On nous dit que « tout se passe pour le mieux, dans le meilleur monde homoparental ou monoparental possible » mais ce n’est pas ça le réel. Les associations qui accompagnent des familles en difficulté vous diront, si vous les rencontrez aussi, à quel point c’est difficile et complexe d’élever des enfants dans un cadre où il y a un manque de père. Quand l’enfant a été conçu d’une certaine manière, ou avec un très grand désir, dans certains cas cela fait peser sur l’enfant l’injonction de réussir. Il y a, au fond, un tabou des difficultés éducatives dans un cadre  » homoparental ».

Nous avons été constants dans notre défense du plus fragile, à savoir celui qui est sans visage et sans voix : l’embryon humain ; nous assistons à une politique du glissement continu en matière bioéthique, à chaque fois qu’on nous a garanti qu’il y aurait telles et telles digues, à l’arrivée il n’y a pratiquement plus de bioéthique, et le grand le dindon de la farce est l’être humain lui-même, parce que la conception de l’homme devient instrumentalisée.

Les enfants n’appartiennent pas à leurs parents, ils n’appartiennent pas à l’état non plus, les enfants méritent d’être libres et égaux en droit.

Des personnes concernées par ces sujets auront du mal à témoigner, mais nous en écoutons dans nos services d’aide : c’est très difficile pour elles. Ce sont des personnes qui sont aimées, qui sont désirées, qui sont choyées. Les douleurs ou les difficultés qu’elle éprouvent du fait d’une privation des repères, de l’amputation du père, d’une forme de maltraitance originelle (c’est à dire qui préside à la conception même), c’est très difficile de l’exprimer parce que ce faisant, elles risquent de récuser l’amour sincère qu’on leur porte, et donc de faire une peine immense à celles où à ceux qui les élèvent dans des configurations qui ne sont pas faciles à vivre.  J’ai eu de nombreux témoignages dans nos services d’écoute de situations extrêmement complexes liées à ces bricolages procréatifs.

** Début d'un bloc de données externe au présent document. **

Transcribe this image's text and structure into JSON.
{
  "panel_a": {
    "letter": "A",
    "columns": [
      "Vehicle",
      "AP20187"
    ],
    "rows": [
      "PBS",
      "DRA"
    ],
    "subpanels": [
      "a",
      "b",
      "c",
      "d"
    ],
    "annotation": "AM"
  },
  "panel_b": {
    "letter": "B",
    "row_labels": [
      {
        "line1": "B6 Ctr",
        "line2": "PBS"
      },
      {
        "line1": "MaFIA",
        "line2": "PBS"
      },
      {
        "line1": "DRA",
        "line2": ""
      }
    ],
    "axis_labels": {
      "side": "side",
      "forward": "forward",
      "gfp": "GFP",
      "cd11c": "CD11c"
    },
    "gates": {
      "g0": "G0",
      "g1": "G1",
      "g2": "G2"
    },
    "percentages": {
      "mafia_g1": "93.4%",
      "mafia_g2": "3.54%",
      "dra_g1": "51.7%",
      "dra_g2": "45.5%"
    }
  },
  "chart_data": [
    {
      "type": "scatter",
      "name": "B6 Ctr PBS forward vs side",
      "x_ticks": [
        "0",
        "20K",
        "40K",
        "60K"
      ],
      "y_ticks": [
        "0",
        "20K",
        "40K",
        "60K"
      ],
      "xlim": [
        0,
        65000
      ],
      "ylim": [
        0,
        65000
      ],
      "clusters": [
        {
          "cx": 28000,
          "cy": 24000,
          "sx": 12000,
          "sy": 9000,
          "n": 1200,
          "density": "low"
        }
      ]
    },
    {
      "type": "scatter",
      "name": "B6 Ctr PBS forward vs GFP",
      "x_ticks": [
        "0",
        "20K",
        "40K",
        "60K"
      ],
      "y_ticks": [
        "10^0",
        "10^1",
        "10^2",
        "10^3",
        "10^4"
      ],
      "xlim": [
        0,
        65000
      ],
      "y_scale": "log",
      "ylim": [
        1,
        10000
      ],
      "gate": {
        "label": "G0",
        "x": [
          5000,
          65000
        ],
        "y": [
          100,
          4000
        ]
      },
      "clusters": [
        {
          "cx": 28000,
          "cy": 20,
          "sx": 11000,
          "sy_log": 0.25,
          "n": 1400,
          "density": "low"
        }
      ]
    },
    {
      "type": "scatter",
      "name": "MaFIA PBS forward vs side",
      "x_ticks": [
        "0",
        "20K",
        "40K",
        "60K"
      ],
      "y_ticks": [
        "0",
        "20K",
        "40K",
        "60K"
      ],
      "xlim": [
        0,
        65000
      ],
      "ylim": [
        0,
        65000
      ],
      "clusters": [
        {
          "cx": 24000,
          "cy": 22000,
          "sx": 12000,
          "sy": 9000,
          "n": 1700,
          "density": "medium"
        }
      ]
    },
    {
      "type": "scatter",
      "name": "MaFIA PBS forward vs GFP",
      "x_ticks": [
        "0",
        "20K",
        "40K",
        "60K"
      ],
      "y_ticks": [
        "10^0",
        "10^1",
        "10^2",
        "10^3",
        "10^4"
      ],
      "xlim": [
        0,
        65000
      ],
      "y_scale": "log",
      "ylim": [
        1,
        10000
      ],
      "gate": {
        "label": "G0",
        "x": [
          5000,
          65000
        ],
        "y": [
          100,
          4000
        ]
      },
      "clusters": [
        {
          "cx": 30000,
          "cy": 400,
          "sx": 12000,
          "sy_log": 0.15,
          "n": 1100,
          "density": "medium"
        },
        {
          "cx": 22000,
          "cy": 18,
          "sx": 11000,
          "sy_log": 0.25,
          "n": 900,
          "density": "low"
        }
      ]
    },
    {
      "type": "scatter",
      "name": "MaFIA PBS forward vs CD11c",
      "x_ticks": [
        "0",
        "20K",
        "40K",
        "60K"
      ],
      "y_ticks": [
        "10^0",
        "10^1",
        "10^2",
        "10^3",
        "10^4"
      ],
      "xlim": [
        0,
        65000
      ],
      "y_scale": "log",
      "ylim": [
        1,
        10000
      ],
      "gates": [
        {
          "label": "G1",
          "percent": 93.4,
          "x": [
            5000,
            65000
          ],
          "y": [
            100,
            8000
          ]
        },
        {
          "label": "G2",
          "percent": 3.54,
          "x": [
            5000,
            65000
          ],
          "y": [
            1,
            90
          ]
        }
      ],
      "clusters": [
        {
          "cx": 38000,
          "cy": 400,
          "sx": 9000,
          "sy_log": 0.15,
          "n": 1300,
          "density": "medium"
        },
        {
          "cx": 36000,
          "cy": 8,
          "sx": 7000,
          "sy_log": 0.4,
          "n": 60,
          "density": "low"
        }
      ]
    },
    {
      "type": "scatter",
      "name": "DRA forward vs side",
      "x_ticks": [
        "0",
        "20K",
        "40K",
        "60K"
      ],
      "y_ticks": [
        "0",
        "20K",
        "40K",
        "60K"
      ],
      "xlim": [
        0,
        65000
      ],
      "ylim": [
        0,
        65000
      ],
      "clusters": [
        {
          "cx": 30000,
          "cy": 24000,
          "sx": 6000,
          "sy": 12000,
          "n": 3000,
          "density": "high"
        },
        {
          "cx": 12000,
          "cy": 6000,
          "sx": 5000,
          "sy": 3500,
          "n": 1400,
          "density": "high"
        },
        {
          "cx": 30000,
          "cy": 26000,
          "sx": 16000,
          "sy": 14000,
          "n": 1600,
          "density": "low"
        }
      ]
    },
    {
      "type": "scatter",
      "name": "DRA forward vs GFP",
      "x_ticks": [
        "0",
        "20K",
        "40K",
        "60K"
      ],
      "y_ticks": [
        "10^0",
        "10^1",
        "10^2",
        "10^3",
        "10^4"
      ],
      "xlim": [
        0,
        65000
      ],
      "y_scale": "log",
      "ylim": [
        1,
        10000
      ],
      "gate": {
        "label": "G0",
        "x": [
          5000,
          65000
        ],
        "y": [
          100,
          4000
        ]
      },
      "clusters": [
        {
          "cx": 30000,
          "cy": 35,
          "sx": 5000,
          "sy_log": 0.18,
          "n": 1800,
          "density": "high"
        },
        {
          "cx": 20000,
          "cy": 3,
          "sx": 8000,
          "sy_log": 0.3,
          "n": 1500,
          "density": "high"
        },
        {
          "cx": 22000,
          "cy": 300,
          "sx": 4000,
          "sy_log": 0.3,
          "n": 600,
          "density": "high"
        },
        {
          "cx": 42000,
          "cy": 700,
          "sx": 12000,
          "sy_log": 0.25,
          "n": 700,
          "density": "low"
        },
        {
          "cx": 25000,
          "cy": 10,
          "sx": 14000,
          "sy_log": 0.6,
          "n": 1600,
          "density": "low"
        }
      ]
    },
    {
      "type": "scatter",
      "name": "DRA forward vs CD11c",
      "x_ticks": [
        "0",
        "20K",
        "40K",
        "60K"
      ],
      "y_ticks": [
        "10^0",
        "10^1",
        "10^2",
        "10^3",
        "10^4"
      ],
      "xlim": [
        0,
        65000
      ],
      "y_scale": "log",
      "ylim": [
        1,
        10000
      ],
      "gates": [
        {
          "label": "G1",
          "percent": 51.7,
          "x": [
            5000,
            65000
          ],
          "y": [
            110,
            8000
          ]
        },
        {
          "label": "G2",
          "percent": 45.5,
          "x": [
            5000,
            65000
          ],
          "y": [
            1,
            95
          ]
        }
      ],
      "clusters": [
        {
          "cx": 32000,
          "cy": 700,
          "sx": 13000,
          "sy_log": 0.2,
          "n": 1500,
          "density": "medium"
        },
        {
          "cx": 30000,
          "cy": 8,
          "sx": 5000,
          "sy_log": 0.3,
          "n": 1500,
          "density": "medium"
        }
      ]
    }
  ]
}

On nous a promis qu’il n’y aurait jamais cette PMA sans père, nous y sommes ; donc nous avons des raisons plus importantes encore de nous mobiliser, d’autant plus que maintenant on ne peut plus nous dire « Il n’y aura pas la GPA ». Évidemment nous nous mobilisons fortement, nous espérons du débat parlementaire qu’il abordera tous ces sujets et qu’il y aura les témoignages, des expertises prises en compte de manière peut-être un peu moins unilatérale.

Nous avons été entendus, pas été écoutés, et donc nous allons nous faire entendre évidemment dans la rue. Nous espérons que du côté des parlementaires il y aura une vraie liberté de conscience et de vote et pas une forme de pensée unique qui parfois semble se profiler.

Sur des sujets aussi complexes, les Français ne sont absolument pas d’accord les uns avec les autres, il suffit de regarder les sondages d’opinion. Malheureusement ce n’est pas un débat apaisé.

Est-ce vraiment la priorité pour la France ? Voilà qu’on va casser des lois bioéthiques déjà bien fragiles et aussi peut-être renoncer à cette bioéthique à la française, qui jusqu’alors a au moins résisté à la marchandisation des corps, à cet utilitarisme anglo-saxon. On entre dans le marché, et ça pour nous c’est abandonner ce qui fait d’une certaine manière l’âme de la France, pays des droits de la personne.